Wildland Fire Mitigation and Management Commission requests recommendations on wildland fire policy
Wildland fires are becoming more frequent, larger, and more intense, due to heat waves, droughts, and other environmental shifts driven by climate change. These fires impact vast and diverse geographical areas across the entire United States, ranging from public forest lands to utility corridors to the wildland-urban interface (WUI), where human structures and development meet or mix with undeveloped wildlands or vegetative fuels.
Wildland fires are a major public health and safety concern, impacting life safety, public and responder health, private property and businesses, the economy, and ecology. Response, mitigation, and prevention efforts for these fires are complex, requiring a multi-disciplinary, all-hands approach.

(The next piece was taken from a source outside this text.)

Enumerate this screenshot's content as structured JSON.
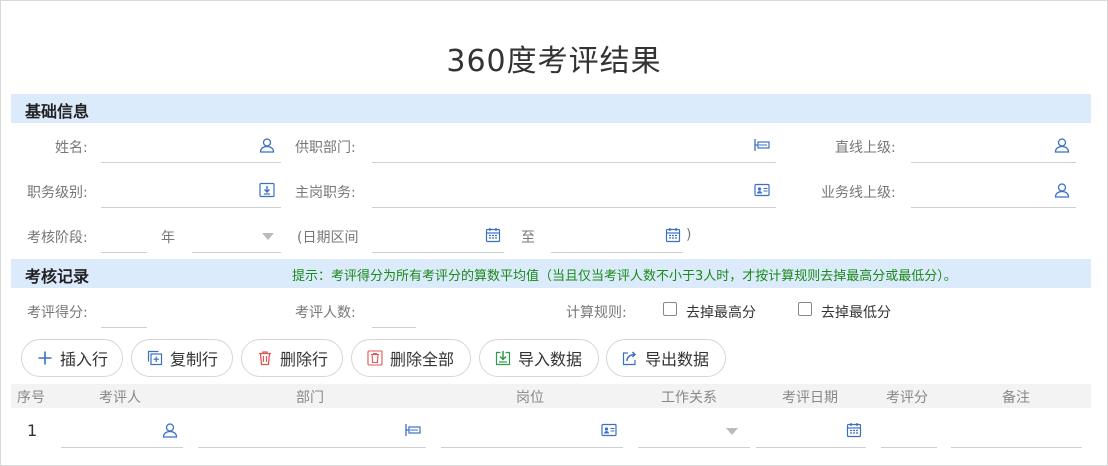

To adequately address the complexity of the wildland fire problem in the United States, a comprehensive look at national policy for wildland fire management and mitigation is required. This is the task of the Wildland Fire Mitigation and Management Commission, which was jointly established in Dec. 2021 by the Department of Agriculture (USDA), Department of the Interior (DOI) and the Department of Homeland Security’s Federal Emergency Management Agency (FEMA).
The Wildland Fire Mitigation and Management Commission is requesting your input in February and March to develop recommendations for congressional action on a variety of wildfire mitigation and management topics. These recommendations will influence the formation of national policy related to:
- The prevention, mitigation, suppression, and management of wildland fires.
- The rehabilitation of land devastated by wildfires.
- A strategy to meet aerial firefighting equipment needs through 2030 in the most cost-effective manner.
The Commission held its first meeting on Sept. 14-15, 2022, in Salt Lake City, Utah, and established topical workgroups for the full suite of issues it was tasked to address in the Wildland Fire Mitigation and Management Commission Act of 2021, which became law on Nov. 15, 2021, as part of the Bipartisan Infrastructure Law.
The Commission has scheduled topical workgroup meetings throughout February and March. The Commission is requesting that any recommendations pertaining to the topic of an upcoming meeting be submitted prior to that meeting so that workgroups will have time to consider the recommendations and decide whether to advance them to the full Commission and ultimately to the U.S. Congress.